Der RT 37 auf Burgen- und Schlössertour

Endlich wieder die Räder rollen lassen, endlich wieder in Gemeinschaft ein paar schöne Stunden verbringen; nach Monaten des Stillstandes waren alle Teilnehmer unserer Ausfahrt voller Vorfreude auf unsere erste Tour.

Südniedersachsen ist voller Schlösser und Burgen. Der Adel schätzte die hügelige Landschaft und baute an den strategisch wichtigen Handelsrouten seine Sitze, um Zölle zu erheben, sich zu repräsentieren und sich gegen Angriffe zur Wehr zu setzen. Wenn auch viele Burgen verfallen sind und die Schlösser nur mit viel externer Hilfe erhalten werden können, so ist doch dieses Kulturgut wert, es zu besuchen, zu würdigen und mit unserer Jetztzeit in Verbindung zu bringen. Denn wie verstehen wir uns besser, als wenn wir unsere Wurzeln verstehen.

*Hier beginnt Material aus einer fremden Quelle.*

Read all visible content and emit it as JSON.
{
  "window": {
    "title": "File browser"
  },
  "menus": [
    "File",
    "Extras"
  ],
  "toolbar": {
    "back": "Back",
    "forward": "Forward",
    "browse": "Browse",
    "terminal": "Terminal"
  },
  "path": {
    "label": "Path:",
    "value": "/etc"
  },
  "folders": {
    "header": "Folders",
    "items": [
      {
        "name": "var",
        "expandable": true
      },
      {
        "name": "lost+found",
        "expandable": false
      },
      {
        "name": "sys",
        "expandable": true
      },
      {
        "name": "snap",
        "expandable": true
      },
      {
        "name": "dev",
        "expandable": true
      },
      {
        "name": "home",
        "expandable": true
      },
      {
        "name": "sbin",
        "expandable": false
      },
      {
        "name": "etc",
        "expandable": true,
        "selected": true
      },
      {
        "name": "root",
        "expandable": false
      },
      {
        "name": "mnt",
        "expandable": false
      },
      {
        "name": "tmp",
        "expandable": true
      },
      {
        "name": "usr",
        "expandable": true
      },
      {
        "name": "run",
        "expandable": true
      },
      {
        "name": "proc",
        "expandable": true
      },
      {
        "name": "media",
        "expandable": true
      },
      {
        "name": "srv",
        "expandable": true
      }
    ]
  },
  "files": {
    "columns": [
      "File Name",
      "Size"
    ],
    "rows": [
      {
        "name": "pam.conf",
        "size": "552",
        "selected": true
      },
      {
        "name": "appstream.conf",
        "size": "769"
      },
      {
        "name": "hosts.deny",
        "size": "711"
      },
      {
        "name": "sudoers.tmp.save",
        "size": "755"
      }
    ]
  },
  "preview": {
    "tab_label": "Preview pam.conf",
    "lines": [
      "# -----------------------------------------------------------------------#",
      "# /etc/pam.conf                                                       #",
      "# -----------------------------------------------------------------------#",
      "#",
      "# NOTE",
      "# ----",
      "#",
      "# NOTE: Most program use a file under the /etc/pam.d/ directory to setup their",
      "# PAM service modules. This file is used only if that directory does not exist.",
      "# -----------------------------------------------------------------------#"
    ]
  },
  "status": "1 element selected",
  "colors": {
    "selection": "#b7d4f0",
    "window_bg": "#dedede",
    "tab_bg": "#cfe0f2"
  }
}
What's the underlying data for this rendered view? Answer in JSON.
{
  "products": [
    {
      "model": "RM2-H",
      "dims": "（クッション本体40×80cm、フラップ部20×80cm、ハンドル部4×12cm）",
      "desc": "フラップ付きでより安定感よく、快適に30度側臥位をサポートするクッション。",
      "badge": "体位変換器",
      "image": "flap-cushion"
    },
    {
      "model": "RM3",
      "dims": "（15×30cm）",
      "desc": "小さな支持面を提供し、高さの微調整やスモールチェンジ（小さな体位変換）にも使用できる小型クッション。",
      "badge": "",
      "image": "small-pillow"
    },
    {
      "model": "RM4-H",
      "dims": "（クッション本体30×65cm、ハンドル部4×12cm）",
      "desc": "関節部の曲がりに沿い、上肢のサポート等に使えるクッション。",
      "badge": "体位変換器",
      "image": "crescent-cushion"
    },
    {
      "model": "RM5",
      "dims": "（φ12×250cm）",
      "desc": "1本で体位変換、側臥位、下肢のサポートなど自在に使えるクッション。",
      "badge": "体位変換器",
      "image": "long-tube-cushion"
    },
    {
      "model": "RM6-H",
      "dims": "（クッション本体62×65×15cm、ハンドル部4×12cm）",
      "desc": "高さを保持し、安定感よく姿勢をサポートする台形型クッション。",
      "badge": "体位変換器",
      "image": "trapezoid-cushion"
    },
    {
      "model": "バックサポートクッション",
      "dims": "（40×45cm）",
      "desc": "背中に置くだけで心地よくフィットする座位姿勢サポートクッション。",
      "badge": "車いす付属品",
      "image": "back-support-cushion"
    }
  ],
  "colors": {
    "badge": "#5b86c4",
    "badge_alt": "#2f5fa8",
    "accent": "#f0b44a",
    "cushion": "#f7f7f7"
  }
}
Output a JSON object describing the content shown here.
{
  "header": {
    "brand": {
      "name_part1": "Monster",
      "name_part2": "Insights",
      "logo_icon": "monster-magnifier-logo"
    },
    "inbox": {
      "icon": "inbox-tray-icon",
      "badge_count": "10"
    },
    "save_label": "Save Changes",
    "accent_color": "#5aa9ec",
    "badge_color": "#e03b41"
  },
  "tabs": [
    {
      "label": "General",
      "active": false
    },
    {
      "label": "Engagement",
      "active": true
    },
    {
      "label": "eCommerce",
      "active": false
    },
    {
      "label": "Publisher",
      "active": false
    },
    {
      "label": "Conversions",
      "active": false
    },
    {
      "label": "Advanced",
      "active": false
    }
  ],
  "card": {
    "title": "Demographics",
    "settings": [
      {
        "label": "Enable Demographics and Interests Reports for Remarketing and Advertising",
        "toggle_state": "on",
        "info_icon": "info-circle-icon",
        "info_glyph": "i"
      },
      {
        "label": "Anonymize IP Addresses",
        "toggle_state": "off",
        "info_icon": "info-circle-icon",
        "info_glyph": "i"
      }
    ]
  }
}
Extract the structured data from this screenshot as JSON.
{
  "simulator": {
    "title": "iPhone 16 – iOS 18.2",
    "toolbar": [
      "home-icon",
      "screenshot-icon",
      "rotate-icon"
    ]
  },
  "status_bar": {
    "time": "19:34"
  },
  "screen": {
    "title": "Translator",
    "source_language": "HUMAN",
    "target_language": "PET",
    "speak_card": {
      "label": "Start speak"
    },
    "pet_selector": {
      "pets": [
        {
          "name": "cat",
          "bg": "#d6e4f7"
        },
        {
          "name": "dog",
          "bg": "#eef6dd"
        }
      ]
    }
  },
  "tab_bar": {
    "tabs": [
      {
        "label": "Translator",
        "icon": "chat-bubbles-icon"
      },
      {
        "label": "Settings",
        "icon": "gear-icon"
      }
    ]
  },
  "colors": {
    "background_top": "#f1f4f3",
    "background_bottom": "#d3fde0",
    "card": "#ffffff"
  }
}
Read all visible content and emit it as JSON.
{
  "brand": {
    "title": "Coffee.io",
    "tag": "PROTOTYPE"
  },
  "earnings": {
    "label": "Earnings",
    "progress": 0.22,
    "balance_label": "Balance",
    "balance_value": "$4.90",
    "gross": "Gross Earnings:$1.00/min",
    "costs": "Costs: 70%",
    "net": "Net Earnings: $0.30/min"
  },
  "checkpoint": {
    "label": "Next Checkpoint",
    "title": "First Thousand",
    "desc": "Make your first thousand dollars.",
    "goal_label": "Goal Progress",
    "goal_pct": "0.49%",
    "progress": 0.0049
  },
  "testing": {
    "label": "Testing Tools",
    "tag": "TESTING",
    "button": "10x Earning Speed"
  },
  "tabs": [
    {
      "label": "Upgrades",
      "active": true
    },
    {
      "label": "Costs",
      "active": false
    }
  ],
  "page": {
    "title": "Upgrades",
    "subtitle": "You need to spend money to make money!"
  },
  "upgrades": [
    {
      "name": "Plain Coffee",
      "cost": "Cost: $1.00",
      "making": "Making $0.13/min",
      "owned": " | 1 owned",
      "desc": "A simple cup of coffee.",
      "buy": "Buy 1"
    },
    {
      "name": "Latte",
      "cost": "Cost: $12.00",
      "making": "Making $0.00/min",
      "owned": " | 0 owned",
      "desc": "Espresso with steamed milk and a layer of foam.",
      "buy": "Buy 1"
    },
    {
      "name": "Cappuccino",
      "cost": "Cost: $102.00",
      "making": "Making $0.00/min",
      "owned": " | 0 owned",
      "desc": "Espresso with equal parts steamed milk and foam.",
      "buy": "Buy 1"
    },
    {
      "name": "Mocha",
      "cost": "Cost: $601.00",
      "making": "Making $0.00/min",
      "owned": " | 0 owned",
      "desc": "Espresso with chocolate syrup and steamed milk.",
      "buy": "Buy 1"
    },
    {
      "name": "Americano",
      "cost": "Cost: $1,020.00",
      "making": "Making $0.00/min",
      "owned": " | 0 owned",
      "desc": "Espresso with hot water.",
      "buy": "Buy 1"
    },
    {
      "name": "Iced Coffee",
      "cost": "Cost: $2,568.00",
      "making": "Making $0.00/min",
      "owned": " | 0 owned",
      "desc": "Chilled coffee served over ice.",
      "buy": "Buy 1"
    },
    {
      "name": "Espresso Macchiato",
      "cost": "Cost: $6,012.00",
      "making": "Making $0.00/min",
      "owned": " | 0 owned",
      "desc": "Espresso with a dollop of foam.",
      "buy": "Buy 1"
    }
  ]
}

So brachen wir also auf, mit unseren eigenen technischen Kulturgütern der Historie Referenz zu erweisen. Gestartet wurde an der Burg Hardeg, dessen wechselvolle Geschichte uns unser Streckengeber für den ganzen Tag, Ralph Fiedler, erklärte. Ich will vorweg nehmen; wir lernten: entweder die Welfen, die Braunschweiger oder das Rittergeschlecht aus Dassel hatten im Laufe der Geschichte unserer Burgen und Schlösser immer wieder ihre Finger im Spiel, wenn es um Eroberungen, Abtretungen oder Zerfall ging. Nach den vielen mittelalterlichen Eckdaten mussten wir zum Glück anschließend keinen Test machen, was denn alles an Wissen hängen geblieben war. Aber soviel sei gesagt: die Geschichte dieses Anwesen hat uns sehr beeindruckt. Nächstes Ziel war die Erichsburg nahe Dassel und Einbeck. Hier übernahm unser junges Mitglied Hannes die Berichterstattung über Entstehung, Wechsel der Besitzverhältnisse und aktuelle Nutzung. Uns schauderte schon, dass das Dach dieses ehrvollen und standesgemäßen Gebäudes zum Teil nur von einer Plane geschützt wird. Und die Bäume, die aus dem Dach wachsen, lassen nichts Gutes vermuten über den Zustand des Mauerwerkes. Hoffentlich findet sich bald eine sinnvolle Nutzung und ein Geldgeber. Denn, das ist bekannt, ein wunderbarer Gewölbekeller bot noch vor nicht langer Zeit den Rahmen für Gauklerspiele und  Rittermahle.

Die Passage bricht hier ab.